En 1825 el Gobierno encargó a Joaquín Campino y al ingeniero francés Ambrosio Lozier que gozaba de mucha fama y que, desde el año anterior, era profesor de aritmética en el Instituto, un plan de modernización del colegio, el que debería transformarse en una especie de politécnico industrial. Aprobado ese plan y suspendida la función de la junta de Educación, Lozier fue designado rector. Duró como tal sólo unos meses de 1826. A pesar de ser un hombre culto y bien intencionado, especializado en ciencias naturales y con interesantes ideas pedagógicas, Lozier no tenía condiciones para desempeñar un cargo directivo. Su gestión fue un fracaso, y el Instituto cayó en un completo desorden, tanto así que fue menester ordenar una visita, cuyo efecto fue su destitución. Por otra parte, vale la pena recordar que los objetivos de Lozier tendieron sólo a variar métodos de enseñanza y convivencia pues, en cuanto al plan de estudios, éste siguió igual, incluso con algunas disminuciones. Al mismo tiempo se reorganizó la junta de Educación, presidida ahora por Juan Egaña, la que tuvo una actuación importante junto al nuevo rector.

Por decreto de 22 de septiembre de 1826, el vicepresidente Agustín de Eyzaguirre, ordenó otra reorganización del Instituto, nombró rector a Juan Francisco Meneses y dispuso el cese en sus funciones de todos los docentes y empleados y la cancelación de las matrículas de todos los alumnos. Los nuevos nombramientos debían ser propuestos por el rector a la junta de Educación y por ésta al Gobierno cuando ello fuera pertinente; también le correspondía decidir sobre la admisión de los alumnos. Rápidamente fue restablecido el orden en el establecimiento y rigurosamente controlada la realización de los cursos y se impulsó a los profesores a que redactaran sus lecciones a fin de suplir la notoria escasez de libros de textos. Fruto de esto fue una muy interesante producción intelectual, entre la que destaca la publicación de un curso de lógica debido a Juan Egaña. En la materia tradicional de filosofía hubo novedades de contenido por obra del profesor José Miguel Varas, quien publicó sus Lecciones elementales de moral. Andrés Antonio de Gorbea, por otra parte, dio a conocer los progresos de las matemáticas y de la física. A él se debió indiscutiblemente el desarrollo de su enseñanza profesional y universitaria. A través de muchos años le dio una gran solidez, y resultaron bien configuradas las especialidades de la ingeniería.

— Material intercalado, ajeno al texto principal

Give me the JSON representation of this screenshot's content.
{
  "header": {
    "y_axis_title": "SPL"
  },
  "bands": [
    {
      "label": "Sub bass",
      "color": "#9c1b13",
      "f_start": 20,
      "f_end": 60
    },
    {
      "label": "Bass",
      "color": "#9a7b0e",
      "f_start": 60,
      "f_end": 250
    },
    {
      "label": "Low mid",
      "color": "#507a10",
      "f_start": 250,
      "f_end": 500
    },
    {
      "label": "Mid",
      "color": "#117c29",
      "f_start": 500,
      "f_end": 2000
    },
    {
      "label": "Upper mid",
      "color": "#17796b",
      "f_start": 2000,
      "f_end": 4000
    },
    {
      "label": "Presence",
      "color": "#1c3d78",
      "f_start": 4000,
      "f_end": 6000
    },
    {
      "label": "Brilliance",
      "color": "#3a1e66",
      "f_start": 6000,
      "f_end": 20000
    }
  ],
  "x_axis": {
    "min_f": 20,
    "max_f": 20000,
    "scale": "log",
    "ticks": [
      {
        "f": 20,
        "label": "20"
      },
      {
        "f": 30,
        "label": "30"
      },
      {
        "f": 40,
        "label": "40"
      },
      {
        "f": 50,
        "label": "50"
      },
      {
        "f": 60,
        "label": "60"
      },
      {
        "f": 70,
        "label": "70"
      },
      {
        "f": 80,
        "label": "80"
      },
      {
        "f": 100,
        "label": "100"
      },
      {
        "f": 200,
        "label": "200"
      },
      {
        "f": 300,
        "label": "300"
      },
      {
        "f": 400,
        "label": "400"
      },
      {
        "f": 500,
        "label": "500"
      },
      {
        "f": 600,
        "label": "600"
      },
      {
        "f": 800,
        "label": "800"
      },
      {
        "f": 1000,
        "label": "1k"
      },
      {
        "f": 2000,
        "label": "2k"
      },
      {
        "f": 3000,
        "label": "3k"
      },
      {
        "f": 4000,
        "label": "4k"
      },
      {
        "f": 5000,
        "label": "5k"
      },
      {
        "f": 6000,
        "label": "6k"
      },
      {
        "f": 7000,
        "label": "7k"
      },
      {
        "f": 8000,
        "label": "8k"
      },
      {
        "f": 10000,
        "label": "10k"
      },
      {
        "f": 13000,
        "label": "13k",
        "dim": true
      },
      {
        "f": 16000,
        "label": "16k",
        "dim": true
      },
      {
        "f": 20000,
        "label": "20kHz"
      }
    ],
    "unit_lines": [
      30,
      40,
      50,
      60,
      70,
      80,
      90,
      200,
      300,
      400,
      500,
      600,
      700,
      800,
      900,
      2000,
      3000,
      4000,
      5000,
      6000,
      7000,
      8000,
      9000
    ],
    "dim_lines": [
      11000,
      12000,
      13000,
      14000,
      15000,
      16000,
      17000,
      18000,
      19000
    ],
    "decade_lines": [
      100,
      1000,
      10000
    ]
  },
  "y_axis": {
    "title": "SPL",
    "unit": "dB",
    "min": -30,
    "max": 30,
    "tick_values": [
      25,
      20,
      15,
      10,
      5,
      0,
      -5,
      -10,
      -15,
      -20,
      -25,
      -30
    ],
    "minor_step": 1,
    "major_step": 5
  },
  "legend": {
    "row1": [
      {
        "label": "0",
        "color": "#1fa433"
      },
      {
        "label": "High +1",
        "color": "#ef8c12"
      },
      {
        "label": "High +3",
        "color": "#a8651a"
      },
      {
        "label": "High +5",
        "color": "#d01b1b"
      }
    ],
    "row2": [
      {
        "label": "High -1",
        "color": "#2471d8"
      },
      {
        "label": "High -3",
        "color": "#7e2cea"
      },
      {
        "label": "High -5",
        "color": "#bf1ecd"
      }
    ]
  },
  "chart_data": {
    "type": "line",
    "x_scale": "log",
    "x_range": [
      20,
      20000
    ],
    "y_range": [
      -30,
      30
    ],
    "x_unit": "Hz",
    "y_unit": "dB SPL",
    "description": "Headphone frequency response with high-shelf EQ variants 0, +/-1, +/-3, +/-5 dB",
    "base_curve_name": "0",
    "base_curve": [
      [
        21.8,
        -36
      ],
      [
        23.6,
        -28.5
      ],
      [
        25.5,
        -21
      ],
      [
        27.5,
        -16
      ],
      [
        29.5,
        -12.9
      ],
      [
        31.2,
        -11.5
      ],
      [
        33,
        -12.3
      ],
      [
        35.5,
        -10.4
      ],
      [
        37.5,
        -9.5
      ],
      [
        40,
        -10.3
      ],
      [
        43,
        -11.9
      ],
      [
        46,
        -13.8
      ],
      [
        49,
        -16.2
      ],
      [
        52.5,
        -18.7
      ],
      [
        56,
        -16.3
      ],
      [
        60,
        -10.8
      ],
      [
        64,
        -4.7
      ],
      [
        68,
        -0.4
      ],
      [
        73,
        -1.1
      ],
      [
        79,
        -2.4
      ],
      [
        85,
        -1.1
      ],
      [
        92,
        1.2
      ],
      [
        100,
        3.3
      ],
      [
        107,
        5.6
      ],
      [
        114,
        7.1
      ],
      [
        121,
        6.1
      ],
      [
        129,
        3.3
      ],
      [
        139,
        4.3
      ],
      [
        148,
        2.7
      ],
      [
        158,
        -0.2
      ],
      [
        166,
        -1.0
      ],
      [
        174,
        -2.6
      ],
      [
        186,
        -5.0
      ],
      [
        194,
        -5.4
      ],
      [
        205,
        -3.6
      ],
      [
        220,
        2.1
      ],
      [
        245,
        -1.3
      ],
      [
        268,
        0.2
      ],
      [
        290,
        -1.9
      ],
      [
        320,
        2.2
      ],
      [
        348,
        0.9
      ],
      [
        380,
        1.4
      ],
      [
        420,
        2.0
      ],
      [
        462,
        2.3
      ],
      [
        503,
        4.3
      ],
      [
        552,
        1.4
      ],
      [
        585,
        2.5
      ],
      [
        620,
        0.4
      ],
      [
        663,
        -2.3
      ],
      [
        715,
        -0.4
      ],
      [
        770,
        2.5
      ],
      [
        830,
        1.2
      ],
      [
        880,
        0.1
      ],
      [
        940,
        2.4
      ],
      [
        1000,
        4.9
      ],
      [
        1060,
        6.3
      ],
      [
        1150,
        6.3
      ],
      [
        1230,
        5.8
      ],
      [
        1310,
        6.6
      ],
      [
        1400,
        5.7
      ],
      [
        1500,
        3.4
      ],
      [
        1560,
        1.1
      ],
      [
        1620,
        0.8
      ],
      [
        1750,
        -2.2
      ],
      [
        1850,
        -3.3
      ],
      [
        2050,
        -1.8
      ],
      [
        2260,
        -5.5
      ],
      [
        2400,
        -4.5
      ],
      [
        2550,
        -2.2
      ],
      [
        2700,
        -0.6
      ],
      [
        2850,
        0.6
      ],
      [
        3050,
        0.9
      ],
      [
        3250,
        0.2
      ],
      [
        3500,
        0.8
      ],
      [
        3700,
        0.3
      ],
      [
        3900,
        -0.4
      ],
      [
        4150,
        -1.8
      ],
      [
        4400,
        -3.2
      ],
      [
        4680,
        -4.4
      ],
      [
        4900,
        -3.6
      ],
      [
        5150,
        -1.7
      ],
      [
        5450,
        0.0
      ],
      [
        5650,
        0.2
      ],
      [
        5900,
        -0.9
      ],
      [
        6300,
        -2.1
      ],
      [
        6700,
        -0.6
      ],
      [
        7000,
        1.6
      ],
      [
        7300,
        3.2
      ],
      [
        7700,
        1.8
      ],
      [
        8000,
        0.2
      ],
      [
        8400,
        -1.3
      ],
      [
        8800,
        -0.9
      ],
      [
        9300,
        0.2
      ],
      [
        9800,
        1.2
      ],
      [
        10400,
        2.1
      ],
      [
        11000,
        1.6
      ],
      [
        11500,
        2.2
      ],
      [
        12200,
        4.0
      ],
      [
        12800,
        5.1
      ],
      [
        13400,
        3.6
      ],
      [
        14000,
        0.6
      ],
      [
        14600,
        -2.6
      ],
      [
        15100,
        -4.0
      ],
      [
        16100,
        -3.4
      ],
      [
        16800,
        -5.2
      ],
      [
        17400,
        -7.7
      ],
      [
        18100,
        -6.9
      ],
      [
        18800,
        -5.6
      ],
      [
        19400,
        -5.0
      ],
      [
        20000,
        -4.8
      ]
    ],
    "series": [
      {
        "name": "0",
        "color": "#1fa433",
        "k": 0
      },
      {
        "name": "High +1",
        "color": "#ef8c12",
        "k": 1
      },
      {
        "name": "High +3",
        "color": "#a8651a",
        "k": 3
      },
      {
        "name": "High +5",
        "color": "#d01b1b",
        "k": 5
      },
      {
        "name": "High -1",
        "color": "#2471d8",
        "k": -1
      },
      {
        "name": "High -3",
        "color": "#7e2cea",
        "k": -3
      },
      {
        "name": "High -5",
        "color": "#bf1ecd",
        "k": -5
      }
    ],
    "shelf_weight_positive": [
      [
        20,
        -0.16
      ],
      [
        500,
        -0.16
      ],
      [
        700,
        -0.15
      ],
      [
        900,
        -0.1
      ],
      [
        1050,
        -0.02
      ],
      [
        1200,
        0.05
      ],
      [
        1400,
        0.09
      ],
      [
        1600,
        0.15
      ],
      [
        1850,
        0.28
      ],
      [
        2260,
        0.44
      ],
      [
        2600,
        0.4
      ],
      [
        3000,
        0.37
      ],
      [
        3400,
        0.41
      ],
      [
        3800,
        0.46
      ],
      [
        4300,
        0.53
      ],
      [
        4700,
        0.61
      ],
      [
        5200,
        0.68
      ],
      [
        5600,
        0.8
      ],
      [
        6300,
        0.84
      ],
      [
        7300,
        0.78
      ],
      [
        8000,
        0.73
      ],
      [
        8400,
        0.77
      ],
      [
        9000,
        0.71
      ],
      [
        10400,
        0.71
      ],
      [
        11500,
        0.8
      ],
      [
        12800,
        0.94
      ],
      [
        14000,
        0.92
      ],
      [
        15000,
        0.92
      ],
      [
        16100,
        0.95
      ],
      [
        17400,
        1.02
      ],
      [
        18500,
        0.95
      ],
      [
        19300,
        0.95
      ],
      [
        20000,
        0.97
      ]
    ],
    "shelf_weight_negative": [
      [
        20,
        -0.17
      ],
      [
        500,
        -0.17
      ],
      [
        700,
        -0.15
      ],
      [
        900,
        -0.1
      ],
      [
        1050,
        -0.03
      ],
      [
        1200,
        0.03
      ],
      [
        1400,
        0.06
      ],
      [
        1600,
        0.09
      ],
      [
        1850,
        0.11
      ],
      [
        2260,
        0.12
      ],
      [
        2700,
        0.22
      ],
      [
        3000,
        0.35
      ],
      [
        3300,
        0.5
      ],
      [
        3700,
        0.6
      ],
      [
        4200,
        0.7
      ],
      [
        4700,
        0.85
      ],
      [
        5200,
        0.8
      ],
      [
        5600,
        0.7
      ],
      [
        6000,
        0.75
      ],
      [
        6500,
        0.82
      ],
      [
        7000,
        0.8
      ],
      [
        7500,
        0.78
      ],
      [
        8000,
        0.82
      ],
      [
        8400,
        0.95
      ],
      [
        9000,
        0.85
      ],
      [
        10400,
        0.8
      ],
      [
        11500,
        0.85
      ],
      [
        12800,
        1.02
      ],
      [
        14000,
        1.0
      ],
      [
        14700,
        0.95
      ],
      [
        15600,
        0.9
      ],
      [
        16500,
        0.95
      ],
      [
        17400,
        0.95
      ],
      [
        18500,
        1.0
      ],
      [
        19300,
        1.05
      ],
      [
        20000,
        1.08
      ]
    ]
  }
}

Los estudios legales siguieron en su insignificancia, pero Meneses logró, en 1828, la efectiva reapertura de la Academia de Leyes y Práctica Forense, con un correcto reglamento, que aseguraba una preparación más apropiada para que los alumnos pudieran optar a la profesión de abogados. La falta de medios impidió el planteamiento deseado de los estudios médicos.

Durante el año 1827 y buena parte de 1828, el Gobierno prestó todo el apoyo posible a la obra que llevaba adelante el rector. Asimismo otorgó toda clase de medios a un establecimiento privado, el Liceo de Chile, que había abierto en Santiago José Joaquín de Mora, el que se había convertido en el ideólogo oficial del grupo pipiolo que gobernaba. La Junta de Educación hizo, lo mismo que el rector, numerosas representaciones al Gobierno molestos por esta situación. A fines de 1828 y principios de 1829 se insistió en la necesidad de fondos a fin de poder aprovechar eventualmente la presencia en Chile de los profesores franceses distinguidos, que habían venido al país en compañía de Pedro Chapuis. Aun el Senado, ante una nueva disposición de ayuda económica al Liceo de Chile, hizo presente al Gobierno que no debía descuidar el Instituto; sin embargo, todo fue en vano. Finalmente, tanto Meneses como los miembros de la junta, renunciaron a sus cargos. Las renuncias fueron aceptadas por decreto de 5 de marzo de 1829. Fue encargado de la dirección del Instituto el vicerrector Blas Reyes.